Fälle wie dieser häufen sich. Die Süddeutsche Zeitung berichtete erst am Montag – unter der Überschrift Unter Frauen –  über den Mangel an

männlichen Lehrern

an Grundschulen. Der (sprachliche) Lehrer kann zwar (geschlechtlich) Mann oder Frau sein; die Formulierung ist trotzdem redundant, weil ich von einer Lehrerin spreche, wenn ich eine Frau bezeichne, der Lehrer ist in diesem Zusammenhang also ohnehin männlich. Dies ist der Kern meiner Kritik: Die Beispiele zeigen, wie die Sprache umständlicher wird, ohne dass der Leser durch das zusätzliche geschlechtsbezeichnende Adjektiv Information gewinnt.

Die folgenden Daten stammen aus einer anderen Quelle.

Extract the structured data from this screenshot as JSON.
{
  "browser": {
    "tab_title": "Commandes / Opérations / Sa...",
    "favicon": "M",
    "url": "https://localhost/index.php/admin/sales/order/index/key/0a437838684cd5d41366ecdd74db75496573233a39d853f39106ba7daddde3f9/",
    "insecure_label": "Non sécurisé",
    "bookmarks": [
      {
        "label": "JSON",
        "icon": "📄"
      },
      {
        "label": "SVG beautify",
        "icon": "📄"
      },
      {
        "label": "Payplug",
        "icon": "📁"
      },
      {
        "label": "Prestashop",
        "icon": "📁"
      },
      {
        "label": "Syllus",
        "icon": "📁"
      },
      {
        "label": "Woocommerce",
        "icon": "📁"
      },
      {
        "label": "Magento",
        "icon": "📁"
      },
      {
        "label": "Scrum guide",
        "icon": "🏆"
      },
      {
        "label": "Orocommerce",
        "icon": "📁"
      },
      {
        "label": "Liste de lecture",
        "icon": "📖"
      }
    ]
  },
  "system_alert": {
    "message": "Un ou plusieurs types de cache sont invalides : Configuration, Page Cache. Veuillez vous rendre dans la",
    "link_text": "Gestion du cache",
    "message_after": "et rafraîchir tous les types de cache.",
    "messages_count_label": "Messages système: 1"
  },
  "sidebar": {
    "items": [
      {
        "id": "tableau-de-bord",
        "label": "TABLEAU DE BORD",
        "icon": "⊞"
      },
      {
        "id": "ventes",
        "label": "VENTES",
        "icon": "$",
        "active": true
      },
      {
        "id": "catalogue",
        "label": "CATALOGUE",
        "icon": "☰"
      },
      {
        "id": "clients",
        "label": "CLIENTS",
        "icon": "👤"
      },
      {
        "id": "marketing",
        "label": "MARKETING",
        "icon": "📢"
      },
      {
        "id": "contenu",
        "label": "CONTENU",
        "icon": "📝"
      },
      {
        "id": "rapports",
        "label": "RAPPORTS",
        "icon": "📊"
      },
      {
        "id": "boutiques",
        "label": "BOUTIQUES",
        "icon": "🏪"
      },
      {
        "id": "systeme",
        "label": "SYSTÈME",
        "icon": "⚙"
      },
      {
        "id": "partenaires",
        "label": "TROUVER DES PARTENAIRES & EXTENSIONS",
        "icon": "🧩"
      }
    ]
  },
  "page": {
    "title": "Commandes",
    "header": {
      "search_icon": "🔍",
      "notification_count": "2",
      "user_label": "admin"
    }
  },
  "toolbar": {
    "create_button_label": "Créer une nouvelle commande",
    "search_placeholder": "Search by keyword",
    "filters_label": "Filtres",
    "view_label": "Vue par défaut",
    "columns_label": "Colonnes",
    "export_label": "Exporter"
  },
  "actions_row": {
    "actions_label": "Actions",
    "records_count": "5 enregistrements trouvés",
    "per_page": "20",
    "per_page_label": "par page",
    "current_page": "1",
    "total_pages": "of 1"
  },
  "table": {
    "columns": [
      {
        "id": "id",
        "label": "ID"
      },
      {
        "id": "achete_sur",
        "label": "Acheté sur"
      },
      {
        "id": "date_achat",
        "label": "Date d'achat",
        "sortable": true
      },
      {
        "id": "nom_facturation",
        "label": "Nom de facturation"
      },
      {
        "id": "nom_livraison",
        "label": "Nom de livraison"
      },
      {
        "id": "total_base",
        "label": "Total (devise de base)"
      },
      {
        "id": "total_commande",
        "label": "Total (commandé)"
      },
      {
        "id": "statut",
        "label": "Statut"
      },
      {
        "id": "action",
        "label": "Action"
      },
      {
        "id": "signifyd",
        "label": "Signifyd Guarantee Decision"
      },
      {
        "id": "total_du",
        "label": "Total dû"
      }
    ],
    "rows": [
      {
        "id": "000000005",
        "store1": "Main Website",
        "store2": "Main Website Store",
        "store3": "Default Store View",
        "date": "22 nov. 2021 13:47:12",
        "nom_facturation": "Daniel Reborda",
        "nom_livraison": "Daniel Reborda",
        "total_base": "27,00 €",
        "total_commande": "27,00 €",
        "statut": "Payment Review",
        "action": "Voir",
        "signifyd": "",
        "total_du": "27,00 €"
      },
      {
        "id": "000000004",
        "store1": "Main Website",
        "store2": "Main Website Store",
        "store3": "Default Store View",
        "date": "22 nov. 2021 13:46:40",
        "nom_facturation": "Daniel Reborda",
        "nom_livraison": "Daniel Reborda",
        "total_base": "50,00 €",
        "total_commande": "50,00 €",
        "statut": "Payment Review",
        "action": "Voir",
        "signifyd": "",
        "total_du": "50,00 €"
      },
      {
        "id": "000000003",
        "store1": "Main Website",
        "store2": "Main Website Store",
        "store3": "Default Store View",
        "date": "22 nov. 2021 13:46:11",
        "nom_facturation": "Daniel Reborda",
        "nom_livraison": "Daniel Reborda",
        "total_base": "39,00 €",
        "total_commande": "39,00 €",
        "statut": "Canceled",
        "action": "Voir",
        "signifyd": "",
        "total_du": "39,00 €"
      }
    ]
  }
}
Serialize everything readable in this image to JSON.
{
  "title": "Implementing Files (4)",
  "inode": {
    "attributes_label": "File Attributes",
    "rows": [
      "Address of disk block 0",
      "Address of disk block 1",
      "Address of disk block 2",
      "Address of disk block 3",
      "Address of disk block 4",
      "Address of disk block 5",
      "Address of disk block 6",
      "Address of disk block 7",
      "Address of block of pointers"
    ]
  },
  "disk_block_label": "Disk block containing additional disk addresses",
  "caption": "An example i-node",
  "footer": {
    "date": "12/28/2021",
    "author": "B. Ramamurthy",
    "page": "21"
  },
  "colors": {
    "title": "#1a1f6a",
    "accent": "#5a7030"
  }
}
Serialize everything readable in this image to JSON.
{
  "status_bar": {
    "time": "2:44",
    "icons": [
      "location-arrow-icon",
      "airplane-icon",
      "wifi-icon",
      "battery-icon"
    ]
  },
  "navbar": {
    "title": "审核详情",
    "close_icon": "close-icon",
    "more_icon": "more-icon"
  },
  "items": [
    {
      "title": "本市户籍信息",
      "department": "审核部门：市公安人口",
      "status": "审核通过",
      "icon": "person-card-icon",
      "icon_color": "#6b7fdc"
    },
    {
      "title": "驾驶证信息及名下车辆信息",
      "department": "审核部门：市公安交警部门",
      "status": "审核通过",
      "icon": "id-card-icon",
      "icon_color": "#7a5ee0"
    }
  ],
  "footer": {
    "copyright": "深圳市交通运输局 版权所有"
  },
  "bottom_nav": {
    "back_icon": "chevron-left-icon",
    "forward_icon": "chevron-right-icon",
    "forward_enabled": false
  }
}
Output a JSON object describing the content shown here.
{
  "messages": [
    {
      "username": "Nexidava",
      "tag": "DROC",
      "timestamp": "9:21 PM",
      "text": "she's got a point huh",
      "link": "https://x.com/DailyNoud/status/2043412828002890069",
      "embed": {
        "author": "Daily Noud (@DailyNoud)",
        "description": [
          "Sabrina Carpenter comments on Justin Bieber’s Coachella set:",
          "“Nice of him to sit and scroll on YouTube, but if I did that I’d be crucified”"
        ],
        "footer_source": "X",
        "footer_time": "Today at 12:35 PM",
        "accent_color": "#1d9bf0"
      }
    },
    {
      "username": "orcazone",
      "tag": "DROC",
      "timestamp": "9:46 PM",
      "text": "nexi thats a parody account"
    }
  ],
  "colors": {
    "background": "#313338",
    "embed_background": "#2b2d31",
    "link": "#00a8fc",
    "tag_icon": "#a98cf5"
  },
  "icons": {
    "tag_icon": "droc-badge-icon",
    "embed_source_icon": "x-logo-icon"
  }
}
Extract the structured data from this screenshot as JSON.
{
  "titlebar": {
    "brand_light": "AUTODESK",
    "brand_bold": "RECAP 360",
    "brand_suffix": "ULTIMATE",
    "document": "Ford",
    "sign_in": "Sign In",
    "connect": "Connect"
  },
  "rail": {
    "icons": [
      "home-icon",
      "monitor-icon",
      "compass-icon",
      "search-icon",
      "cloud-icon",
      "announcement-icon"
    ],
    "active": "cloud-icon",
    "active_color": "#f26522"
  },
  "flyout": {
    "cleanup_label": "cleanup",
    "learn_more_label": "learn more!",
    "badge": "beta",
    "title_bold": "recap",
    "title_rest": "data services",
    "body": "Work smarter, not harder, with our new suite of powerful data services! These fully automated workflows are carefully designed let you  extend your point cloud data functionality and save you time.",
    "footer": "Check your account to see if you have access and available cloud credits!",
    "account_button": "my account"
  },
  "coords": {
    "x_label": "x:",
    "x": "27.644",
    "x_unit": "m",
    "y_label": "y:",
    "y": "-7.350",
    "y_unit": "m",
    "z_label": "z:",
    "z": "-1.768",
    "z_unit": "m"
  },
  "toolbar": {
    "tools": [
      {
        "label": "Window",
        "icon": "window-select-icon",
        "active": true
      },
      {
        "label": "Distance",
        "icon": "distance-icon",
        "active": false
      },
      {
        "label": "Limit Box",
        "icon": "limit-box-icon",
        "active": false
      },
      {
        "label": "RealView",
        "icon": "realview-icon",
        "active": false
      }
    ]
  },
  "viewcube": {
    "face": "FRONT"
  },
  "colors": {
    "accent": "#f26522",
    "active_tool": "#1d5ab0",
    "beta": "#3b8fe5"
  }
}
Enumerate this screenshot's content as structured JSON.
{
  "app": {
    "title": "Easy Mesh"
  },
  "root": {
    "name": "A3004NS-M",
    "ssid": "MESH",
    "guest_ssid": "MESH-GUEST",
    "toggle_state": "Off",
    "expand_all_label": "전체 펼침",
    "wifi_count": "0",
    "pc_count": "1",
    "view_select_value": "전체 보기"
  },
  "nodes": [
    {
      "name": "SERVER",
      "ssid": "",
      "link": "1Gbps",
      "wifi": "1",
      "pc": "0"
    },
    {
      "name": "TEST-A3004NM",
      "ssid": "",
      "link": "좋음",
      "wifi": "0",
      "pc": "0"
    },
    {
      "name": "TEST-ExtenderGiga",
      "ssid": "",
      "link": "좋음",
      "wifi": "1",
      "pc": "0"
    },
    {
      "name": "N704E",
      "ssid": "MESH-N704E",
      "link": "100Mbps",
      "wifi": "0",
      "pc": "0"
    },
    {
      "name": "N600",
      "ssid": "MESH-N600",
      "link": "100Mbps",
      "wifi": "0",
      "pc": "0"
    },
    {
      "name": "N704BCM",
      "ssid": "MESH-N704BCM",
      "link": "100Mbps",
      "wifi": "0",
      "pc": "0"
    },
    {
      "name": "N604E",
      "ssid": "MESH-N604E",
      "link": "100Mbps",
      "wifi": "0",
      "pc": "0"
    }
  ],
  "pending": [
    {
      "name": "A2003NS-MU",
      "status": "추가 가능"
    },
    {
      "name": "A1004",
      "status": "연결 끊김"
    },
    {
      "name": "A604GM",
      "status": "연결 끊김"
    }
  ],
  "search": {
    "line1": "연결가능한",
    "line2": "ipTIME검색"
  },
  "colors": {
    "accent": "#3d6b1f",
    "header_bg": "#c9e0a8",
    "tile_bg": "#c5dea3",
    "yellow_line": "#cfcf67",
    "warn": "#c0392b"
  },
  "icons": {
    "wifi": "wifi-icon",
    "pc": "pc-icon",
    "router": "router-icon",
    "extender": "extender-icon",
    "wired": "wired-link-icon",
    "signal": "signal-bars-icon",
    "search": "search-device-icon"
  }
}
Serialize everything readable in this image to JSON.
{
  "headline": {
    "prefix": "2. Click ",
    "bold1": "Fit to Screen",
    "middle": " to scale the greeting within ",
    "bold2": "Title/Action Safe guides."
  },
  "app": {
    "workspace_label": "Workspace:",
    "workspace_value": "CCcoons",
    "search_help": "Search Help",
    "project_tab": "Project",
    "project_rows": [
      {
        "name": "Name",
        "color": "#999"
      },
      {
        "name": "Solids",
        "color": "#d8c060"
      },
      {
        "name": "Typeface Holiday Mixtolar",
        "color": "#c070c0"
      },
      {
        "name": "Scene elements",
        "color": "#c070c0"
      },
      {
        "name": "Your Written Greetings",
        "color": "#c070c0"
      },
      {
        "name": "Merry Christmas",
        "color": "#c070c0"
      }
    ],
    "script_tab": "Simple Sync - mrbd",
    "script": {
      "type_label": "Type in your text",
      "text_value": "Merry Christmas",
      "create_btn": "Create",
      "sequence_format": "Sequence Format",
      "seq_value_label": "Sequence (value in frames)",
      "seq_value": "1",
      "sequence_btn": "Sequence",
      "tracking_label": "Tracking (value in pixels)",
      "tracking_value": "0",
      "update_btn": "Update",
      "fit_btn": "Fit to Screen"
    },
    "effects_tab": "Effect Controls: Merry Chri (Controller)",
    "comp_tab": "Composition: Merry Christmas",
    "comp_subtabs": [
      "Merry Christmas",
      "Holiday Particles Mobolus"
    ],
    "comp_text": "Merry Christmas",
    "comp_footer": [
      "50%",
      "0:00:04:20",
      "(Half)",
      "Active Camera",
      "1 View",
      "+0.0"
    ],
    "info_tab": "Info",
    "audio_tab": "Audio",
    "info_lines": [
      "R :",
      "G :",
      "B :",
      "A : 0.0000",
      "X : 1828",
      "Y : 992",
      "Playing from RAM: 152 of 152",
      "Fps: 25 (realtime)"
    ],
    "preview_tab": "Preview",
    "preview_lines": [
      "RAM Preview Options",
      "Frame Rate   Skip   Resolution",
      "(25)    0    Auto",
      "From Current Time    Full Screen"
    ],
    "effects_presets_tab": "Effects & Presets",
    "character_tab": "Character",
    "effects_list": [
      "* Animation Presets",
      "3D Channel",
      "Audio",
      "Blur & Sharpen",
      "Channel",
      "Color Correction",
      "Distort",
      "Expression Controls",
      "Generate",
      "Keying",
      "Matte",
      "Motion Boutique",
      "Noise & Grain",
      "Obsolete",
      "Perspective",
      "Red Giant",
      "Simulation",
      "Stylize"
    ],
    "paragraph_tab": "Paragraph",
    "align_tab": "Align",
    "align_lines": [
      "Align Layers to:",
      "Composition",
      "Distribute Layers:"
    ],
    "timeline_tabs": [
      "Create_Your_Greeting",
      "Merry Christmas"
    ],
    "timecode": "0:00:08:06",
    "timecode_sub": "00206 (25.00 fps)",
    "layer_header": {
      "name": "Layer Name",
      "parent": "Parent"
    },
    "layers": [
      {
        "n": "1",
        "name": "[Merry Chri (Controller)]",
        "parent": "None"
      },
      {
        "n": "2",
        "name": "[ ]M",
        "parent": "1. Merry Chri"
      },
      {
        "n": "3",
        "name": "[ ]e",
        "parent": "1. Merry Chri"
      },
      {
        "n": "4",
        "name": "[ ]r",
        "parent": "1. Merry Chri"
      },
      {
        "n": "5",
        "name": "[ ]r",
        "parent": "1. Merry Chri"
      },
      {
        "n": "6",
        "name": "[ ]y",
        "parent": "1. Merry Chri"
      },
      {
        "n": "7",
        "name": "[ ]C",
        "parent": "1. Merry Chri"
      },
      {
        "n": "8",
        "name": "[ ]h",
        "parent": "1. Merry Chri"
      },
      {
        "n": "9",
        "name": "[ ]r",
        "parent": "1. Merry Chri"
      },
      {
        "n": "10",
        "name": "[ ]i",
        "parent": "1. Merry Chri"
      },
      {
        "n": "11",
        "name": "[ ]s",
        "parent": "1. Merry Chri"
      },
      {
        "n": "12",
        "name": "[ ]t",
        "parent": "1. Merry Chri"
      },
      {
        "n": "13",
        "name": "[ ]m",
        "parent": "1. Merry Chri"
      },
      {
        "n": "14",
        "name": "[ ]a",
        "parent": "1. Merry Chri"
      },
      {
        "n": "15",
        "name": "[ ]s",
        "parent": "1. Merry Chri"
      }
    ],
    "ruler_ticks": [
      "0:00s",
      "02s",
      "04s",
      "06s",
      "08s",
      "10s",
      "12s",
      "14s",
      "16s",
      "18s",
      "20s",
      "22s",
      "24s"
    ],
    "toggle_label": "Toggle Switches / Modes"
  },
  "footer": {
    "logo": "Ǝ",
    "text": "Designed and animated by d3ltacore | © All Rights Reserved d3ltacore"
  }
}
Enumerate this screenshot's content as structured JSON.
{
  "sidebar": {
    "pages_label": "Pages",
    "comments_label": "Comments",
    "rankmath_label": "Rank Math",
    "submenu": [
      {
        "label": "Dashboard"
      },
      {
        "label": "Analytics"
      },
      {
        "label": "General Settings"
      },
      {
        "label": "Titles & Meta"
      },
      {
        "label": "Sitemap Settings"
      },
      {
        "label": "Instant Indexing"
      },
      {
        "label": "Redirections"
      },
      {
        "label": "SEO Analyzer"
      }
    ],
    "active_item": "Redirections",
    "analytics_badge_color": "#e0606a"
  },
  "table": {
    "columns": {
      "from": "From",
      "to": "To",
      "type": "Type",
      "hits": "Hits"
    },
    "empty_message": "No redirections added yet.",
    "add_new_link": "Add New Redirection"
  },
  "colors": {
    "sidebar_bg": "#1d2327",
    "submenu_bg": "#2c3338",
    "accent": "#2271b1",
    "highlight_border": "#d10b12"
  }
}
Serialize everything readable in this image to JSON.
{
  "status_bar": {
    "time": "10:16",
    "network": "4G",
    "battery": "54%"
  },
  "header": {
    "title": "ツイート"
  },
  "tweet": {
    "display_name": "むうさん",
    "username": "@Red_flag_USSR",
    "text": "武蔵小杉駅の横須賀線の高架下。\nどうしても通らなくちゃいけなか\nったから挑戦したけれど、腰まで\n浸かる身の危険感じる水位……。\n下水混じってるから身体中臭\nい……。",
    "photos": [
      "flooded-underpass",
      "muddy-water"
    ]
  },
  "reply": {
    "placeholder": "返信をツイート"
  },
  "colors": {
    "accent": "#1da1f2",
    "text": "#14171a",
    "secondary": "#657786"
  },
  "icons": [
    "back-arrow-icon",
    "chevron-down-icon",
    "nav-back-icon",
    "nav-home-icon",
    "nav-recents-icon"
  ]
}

Geschlechtsneutrale Straßenverkehrsordnung

Dass die Sprache auch nicht schöner wird, zeigt die neue Straßenverkehrsordnung, die (ausgerechnet) am 1. April in Kraft tritt. Darin heißt es künftig „zu Fuß Gehende“ statt „Fußgänger“, „Mofa Fahrende“ statt „Mofafahrer“, „Fahrende von Rollstühlen“ statt „Rollstuhlfahrer“, wie Spiegel Online berichtet. Grund ist die sog. „Erfordernis der sprachlichen Gleichbehandlung von Frauen und Männern“. Bei genauerer Durchsicht stellt der geneigte Leser fest: Wörter wie Verkehrsteilnehmer, Polizeibeamter oder Antragsteller sind auch in der Neufassung enthalten. Aus journalistischer Sicht freue ich mich jetzt schon auf künftige Verkehrsberichterstattung: „Bei einem tragischen Unfall kam gestern ein zu Fuß Gehender ums Leben . . .“ Stilistisch muss ich sagen: So etwas Holpriges möchte ich nicht lesen.

Mehr zum Thema? Vor einiger Zeit schrieb ich über die schöne Geschichte von den männlichen Flugbegleitern. Und eine grundlegende Kritik an der geschlechtsneutralen Straßenverkehrsordnung gibt es auf Spiegel Online.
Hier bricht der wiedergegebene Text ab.